‘What is it with introducing football coaches at basketball games, anyway?’ A second opinion
Feast your eyes, ladies and gentlemen—this here sports column has moved over from the right to the left side of the Spectator homepage for your reading pleasure. It’s number one of many for this first semester, so let’s get to it with A Second Opinion.
At the men’s basketball game on Saturday night, I was surprised by something that probably shouldn’t have caught me off guard as a Spec Sports writer. It wasn’t Mark Cisco’s 20 rebounds, it wasn’t the blisteringly loud PA system music. In fact, it really didn’t have to do with the basketball game at all.
Midway through the second quarter, it was announced that the Lions’ new head football coach, Pete Mangurian, would speak at halftime.
I’ve always thought that the practice of having a new football coach talk to the crowd the half at a basketball game is somewhat awkward—mostly because, among other things, basketball ≠ football. And shouldn’t we be focusing on basketball (or any of the various other winter sports) in January anyway?
The thing is, for whatever reason plenty of colleges and universities do this—college football juggernaut Ohio State did it a few weeks ago to introduce Urban Meyer. Of course, there wasn’t the same kind of fanfare in Levien on Saturday as there was in Columbus, but nevertheless I think Mangurian gave everyone a pretty good idea of his attitude going into the 2012 football season.
The past is dead—Mangurian killed it
I thought Mangurian said a few striking things, but maybe none more than this statement when talking about the losing culture of Columbia football:
“It is over, it is done. We had the funeral Monday night, it is finished,” Mangurian said, in what could perhaps be regarded as an allusion to Jesus.
Regardless, this is exactly the type of attitude the Lions need to adapt, if you ask me. I’ve written it before—the Lions have a very unfortunate tradition of losing.
By and large, I am an advocate for looking to the past to try and bring back the glory days and evoke a sense of pride. But what do you do when there isn’t anything close to a winning foundation?

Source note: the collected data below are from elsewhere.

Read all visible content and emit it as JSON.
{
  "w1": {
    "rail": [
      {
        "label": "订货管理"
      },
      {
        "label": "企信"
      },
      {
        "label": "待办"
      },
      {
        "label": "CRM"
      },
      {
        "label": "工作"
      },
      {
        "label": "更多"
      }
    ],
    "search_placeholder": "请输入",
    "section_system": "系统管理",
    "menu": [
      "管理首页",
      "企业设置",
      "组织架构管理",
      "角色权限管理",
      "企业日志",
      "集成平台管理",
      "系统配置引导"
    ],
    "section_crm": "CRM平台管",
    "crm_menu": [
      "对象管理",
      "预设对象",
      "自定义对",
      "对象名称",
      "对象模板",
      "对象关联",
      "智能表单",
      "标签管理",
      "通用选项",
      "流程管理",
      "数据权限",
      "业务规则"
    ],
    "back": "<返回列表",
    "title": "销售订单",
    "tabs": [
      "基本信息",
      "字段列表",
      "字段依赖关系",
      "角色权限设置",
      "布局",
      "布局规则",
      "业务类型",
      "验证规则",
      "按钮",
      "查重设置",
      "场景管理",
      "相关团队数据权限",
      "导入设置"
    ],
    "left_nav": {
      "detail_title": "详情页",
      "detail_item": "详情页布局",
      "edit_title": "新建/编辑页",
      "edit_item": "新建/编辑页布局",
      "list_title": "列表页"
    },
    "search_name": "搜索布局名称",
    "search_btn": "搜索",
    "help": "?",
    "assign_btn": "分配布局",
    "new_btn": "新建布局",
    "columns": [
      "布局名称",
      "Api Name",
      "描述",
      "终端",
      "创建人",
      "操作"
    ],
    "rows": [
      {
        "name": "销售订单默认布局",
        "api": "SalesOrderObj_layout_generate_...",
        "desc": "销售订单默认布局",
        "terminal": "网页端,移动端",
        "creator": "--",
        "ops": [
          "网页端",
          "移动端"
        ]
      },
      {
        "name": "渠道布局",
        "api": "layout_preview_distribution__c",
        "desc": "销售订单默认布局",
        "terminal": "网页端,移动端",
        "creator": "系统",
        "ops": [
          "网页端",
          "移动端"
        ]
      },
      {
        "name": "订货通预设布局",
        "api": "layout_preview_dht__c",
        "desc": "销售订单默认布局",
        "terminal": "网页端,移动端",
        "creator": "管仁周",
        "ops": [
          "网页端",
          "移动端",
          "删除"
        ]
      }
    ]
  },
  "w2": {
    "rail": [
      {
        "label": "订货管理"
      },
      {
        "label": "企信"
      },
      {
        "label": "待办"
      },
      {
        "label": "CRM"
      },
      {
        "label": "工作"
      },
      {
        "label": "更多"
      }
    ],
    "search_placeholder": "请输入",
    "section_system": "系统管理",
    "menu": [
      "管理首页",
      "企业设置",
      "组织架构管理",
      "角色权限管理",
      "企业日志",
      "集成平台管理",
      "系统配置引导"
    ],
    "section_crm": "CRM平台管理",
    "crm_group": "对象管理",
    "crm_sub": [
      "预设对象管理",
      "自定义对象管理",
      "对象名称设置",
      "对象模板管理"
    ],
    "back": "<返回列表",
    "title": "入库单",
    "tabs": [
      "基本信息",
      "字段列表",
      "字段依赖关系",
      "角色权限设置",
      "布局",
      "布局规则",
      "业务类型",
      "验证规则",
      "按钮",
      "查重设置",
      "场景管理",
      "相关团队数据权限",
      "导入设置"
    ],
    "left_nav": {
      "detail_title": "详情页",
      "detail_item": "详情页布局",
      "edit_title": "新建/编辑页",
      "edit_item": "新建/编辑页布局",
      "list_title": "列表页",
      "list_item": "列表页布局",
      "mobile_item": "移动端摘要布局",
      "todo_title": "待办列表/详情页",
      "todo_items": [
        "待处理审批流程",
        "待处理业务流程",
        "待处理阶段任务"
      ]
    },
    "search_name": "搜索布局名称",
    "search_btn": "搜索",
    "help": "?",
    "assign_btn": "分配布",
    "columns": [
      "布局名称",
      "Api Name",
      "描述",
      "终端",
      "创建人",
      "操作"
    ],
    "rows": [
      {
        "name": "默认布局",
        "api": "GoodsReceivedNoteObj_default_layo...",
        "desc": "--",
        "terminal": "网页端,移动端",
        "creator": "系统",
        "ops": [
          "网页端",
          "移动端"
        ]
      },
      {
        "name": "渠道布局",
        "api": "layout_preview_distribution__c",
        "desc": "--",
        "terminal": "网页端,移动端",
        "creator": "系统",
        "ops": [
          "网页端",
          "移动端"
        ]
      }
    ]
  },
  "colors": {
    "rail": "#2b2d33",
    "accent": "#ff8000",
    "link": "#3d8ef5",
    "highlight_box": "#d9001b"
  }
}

Well, I say you throw the baby out with the bath water—exactly Mangurian’s approach.
“When you come to the games, leave all that baggage of what happened the last 50 years outside the gates,” Mangurian said.
That was his request of students for coming to football contests next fall. I’m happy to oblige, as long as they start developing a winning culture in the next few years. He wants to use the “W” word around here, and so do I.
However—and I figure this isn’t the last time I’ll write this—I’m going to need to see consistent, tangible progress for me to have any faith that the process is working.
It’s just my Cleveland nature.
But you know something else, from everything I’ve seen, heard and/or read about Mangurian so far, he seems like he has zero tolerance for bull—whether it comes from his players, assistant coaches, and based on his, “You already got your Mulligan,” comment to the band, I think that extends to the fans as well. Maybe even me!
In a sort of backward way, I think I really like that. I respect a man that demands my respect, you know? And if he demands my respect as a fan and a writer, imagine the kind of respect he demands from his players. That’s why I sincerely think he’ll quickly get his team going on the right track.
Look, no one can dispute the fact that there are so many apathetic—at best—students on the subject of sports around these parts. And time will tell whether or not we’ve got the football coach to bring the first Ivy title to Morningside since 1961.
But when it comes to getting people fired up about a season that’s nine months away during halftime at a men’s basketball game?
Pete Mangurian has got it in the bag.
Myles Simmons is a Columbia College sophomore. He’d like to see the Giants win the Super Bowl this year because he’s from Cleveland and they don’t win Championships there. Trust him, you’d want to see at least one victory parade before you die, too.